Question

An ideal gas is taken through the cycle$A\to B\to C\to A$,$\Delta U$ as shown in the figure. If net heat supplied to the gas in the cycle is$5J$, the work done by the gas in the process$C\to A$ is:
(A) +5J
(B) +10J
(C) +15J
(D) +20J

Answer 1

Hint: By using the first law of thermodynamics find work done where net heat is $5J$. The first law of thermodynamics states that the change in internal energy of a system equals the net heat transfer into the system minus the net work done by the system. In equation form, the first law of thermodynamics: $\Delta U=q+W$.
Complete step by step answer:
The first law of thermodynamics is based on experience that energy can be neither created nor destroyed, if both the system and the surrounding are taken in account we can conclude it by saying energy is conserved.
Direct consequence of this statement is $U$ that is a state function. This implies that between any two fixed states ,there can be infinite processes or paths but $\Delta U$’ in all processes will remain the same $U$
Here as we know that the net heat applied in this process is$5J$.
Now returning to the initial point which is A, as we know Internal energy is a state function, which means that A is a constant before and after the cyclic process.
 Now according to first law of Thermodynamic
$\Delta U=q+W$
Here, $\Delta U$= Change in internal energy
              $q$=heat added
             $W$= work done
So we can say that
 $\Delta U=0$
 $q=-W$ OR \[W=-q\]
Now we can say that
${{W}_{A\to C}}={{W}_{A\to B}}+{{W}_{B\to C}}-q$ ……….(1)
      
Here, ${{W}_{A\to C}}$=Work done in A to C
          ${{W}_{A\to B}}$=Work done in A to B
          ${{W}_{B\to C}}$= Work done in B to C

${{W}_{A\to B}}=P\Delta V=10(2-1)=10$.............(2)
Here, \[P\]=Pressure (Unit=\[N/{{m}^{3}}\])
            \[\Delta V\]= Volume (Unit=\[{{m}^{3}}\])

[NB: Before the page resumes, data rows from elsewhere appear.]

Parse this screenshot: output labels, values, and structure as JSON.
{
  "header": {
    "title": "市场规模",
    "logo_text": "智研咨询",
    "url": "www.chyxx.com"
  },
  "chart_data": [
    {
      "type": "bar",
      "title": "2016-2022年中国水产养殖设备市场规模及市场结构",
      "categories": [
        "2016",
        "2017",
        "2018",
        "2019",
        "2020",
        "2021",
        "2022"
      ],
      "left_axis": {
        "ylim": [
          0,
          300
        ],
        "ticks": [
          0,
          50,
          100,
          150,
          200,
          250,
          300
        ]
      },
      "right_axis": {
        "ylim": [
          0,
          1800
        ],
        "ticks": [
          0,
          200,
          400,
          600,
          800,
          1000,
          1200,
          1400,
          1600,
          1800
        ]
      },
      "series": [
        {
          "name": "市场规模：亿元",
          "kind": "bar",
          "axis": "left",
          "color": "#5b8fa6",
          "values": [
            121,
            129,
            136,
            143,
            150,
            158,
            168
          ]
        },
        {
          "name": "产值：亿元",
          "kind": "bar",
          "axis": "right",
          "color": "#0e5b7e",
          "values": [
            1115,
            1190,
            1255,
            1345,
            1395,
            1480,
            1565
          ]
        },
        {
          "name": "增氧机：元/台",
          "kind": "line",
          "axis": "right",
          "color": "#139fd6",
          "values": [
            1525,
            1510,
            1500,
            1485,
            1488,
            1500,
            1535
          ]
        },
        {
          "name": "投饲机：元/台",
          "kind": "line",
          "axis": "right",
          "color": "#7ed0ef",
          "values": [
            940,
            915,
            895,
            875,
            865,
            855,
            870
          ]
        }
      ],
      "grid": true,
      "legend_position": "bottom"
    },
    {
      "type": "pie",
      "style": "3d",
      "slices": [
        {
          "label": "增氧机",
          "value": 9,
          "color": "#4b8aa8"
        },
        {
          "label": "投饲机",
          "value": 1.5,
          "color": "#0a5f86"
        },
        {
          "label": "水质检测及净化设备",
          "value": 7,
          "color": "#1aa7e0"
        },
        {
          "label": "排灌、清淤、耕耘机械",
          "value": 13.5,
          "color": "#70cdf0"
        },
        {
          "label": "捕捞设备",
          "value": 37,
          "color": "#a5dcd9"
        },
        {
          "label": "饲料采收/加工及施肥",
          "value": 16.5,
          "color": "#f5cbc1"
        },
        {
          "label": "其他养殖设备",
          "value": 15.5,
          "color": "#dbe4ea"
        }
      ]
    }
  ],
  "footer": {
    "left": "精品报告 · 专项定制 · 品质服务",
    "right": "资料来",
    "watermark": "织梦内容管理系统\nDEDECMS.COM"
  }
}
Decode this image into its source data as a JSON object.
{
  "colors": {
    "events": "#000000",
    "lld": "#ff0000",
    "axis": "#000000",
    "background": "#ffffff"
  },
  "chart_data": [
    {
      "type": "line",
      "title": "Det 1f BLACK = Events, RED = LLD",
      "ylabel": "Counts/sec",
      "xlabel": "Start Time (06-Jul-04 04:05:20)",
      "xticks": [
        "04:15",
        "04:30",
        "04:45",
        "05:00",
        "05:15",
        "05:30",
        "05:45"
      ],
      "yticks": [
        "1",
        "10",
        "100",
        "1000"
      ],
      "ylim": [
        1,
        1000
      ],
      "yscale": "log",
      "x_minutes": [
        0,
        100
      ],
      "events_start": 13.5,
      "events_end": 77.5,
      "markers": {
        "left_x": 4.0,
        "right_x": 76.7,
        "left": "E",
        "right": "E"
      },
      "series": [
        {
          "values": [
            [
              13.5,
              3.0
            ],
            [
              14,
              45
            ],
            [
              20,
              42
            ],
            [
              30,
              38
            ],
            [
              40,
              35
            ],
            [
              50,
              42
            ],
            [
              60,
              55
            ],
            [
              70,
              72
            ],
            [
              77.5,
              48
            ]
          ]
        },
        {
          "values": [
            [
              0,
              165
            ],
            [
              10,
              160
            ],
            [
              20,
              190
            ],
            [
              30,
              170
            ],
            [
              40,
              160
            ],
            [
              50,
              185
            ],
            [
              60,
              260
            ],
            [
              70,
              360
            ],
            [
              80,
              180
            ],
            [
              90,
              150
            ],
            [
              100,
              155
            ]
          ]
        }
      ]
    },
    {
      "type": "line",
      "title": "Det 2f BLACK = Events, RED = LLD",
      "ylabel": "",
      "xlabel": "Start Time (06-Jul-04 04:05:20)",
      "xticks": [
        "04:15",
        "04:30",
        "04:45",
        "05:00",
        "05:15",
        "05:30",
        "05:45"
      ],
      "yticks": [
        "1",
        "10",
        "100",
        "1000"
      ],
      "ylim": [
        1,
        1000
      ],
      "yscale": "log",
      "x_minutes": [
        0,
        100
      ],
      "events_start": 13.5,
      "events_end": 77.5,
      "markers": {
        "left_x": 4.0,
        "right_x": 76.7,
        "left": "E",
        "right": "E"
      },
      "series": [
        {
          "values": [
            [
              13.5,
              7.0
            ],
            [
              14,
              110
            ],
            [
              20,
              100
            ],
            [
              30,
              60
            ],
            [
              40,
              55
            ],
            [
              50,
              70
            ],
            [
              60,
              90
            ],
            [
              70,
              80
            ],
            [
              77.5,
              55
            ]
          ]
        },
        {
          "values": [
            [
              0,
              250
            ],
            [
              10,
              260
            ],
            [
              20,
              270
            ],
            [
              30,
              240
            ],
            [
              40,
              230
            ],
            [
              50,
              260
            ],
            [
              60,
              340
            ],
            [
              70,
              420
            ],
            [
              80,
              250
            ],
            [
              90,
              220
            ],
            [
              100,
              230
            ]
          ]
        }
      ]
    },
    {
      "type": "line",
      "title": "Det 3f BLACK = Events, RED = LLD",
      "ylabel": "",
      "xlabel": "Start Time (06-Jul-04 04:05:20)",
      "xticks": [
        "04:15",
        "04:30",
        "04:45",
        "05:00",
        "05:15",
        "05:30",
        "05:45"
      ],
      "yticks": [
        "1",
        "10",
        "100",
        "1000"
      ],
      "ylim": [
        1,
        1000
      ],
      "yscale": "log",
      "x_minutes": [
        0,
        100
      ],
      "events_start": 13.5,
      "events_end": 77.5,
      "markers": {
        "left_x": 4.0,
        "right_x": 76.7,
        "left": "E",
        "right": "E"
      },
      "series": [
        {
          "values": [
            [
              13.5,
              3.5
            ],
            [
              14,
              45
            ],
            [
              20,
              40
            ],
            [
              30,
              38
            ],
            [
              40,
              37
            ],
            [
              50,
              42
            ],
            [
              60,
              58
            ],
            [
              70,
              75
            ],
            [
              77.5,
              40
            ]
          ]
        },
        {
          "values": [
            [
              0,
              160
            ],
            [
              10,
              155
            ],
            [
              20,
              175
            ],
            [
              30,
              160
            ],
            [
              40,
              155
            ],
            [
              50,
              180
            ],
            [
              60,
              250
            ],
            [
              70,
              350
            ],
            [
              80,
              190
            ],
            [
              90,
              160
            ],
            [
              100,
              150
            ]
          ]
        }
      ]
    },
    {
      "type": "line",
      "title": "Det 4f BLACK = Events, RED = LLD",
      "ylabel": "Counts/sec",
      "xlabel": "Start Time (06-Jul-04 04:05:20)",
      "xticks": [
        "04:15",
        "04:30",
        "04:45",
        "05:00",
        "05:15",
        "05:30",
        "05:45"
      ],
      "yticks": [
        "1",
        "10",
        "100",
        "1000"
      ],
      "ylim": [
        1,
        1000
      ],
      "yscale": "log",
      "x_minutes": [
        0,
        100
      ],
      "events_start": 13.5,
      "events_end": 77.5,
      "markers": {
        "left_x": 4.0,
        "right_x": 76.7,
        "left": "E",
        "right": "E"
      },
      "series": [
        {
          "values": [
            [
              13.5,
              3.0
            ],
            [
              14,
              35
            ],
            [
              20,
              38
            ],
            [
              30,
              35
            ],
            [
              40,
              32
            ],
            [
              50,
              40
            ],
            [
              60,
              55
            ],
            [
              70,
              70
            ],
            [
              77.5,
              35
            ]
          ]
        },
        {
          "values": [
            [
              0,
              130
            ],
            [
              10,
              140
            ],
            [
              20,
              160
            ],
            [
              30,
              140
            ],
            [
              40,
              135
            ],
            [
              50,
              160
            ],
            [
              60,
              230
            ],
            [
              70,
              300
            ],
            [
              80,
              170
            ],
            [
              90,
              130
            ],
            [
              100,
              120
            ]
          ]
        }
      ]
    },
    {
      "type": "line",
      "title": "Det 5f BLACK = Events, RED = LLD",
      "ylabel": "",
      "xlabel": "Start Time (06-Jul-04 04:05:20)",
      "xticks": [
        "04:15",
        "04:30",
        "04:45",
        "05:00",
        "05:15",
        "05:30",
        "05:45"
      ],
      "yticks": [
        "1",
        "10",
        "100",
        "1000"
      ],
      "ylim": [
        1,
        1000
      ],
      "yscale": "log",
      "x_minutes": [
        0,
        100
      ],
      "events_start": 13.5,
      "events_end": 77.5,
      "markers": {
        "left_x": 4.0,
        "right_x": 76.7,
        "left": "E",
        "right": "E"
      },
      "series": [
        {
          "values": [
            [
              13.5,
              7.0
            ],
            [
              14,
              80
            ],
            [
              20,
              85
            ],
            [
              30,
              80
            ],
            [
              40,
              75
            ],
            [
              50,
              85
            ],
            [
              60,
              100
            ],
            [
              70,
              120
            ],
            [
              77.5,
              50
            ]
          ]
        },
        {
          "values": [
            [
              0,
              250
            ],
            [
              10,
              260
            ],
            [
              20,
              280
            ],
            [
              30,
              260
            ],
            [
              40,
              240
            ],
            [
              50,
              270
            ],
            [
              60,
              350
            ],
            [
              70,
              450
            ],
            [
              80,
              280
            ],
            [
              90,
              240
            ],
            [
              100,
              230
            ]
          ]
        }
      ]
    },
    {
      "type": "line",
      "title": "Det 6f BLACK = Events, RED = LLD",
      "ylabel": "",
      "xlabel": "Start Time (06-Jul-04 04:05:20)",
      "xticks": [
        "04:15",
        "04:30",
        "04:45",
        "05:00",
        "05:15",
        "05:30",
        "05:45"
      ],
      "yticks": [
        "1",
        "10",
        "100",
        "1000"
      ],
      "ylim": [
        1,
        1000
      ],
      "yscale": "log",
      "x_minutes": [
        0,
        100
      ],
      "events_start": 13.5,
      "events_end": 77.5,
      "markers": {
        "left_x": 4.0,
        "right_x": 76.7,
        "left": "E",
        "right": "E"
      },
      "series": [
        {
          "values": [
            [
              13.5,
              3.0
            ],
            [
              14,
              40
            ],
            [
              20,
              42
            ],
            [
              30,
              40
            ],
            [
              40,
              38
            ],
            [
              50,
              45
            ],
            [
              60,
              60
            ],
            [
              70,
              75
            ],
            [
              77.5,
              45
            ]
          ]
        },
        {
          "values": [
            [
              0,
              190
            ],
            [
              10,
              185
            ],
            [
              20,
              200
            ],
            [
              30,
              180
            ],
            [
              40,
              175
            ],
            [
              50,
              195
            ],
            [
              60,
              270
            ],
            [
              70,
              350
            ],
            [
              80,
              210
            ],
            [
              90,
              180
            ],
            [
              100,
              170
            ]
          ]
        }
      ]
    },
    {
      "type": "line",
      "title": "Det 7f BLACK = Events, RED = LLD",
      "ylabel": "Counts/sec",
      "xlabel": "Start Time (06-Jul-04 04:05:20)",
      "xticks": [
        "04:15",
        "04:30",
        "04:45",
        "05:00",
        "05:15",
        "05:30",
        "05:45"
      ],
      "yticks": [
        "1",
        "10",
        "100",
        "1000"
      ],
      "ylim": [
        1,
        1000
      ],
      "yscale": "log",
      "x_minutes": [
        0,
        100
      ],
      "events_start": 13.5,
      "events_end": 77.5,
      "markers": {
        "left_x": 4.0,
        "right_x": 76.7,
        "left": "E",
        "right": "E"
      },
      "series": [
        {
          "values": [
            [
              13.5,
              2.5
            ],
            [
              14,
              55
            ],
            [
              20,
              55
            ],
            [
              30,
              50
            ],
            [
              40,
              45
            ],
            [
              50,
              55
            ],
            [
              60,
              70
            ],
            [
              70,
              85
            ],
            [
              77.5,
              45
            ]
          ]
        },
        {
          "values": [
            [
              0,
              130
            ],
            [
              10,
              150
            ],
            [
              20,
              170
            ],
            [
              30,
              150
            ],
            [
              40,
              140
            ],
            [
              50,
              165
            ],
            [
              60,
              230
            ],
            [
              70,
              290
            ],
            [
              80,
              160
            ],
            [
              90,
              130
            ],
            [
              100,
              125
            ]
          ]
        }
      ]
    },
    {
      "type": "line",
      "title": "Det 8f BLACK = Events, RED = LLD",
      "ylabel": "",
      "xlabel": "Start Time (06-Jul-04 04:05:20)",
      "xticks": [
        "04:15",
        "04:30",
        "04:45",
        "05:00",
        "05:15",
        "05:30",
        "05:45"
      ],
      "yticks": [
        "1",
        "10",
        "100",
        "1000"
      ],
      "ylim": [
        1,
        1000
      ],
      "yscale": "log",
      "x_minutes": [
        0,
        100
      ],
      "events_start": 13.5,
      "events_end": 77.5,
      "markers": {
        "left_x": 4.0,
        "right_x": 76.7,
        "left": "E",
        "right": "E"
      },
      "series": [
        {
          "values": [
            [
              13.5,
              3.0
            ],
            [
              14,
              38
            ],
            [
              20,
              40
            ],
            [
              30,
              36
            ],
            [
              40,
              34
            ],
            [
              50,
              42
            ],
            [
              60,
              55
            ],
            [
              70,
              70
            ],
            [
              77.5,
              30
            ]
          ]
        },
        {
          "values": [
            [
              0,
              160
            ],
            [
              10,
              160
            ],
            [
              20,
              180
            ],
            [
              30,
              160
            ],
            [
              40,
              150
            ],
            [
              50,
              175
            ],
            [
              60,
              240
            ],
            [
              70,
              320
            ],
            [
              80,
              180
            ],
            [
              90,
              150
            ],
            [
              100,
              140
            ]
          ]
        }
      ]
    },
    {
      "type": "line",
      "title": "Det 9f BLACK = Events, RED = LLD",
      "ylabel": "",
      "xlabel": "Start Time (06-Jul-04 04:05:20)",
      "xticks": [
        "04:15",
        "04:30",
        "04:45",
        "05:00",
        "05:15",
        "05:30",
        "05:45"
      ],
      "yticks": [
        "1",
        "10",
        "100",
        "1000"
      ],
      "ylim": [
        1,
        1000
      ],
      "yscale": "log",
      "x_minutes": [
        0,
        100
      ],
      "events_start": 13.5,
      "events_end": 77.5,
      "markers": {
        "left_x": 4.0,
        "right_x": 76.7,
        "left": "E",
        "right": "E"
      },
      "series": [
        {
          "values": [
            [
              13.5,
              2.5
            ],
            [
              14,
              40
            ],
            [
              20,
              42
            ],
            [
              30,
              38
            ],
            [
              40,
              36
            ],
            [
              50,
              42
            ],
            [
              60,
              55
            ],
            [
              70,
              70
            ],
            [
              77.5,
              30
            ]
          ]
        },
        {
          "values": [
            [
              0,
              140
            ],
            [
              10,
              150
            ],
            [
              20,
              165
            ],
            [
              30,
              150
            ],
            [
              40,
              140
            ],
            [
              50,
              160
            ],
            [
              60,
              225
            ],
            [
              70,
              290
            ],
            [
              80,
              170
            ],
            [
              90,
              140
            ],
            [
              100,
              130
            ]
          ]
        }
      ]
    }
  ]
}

${{W}_{B\to C}}=P\Delta V=0$ .................(3)
 ($\because $$\Delta V=0$)

By putting value of equation (2) and (3) in equation (1) we get
${{W}_{A\to C}}=10+0-5$
$\therefore $ The work done by the gas in the process $C\to A$ is:
${{W}_{A\to C}}=5J$
Hence the correct option is (A)+5J.

-Since the temperature of the gas changes with its internal energy, it follows that adiabatic compression of a gas will cause it to warm up, while adiabatic expansion will result in cooling.

Note:
-If there is no change in temperature it means internal energy is Zero.
-In Adiabatic change the $q=0$ due to which the first law of thermodynamics is $\Delta U=0+W$.
-Observe the graph carefully to find the change in volume.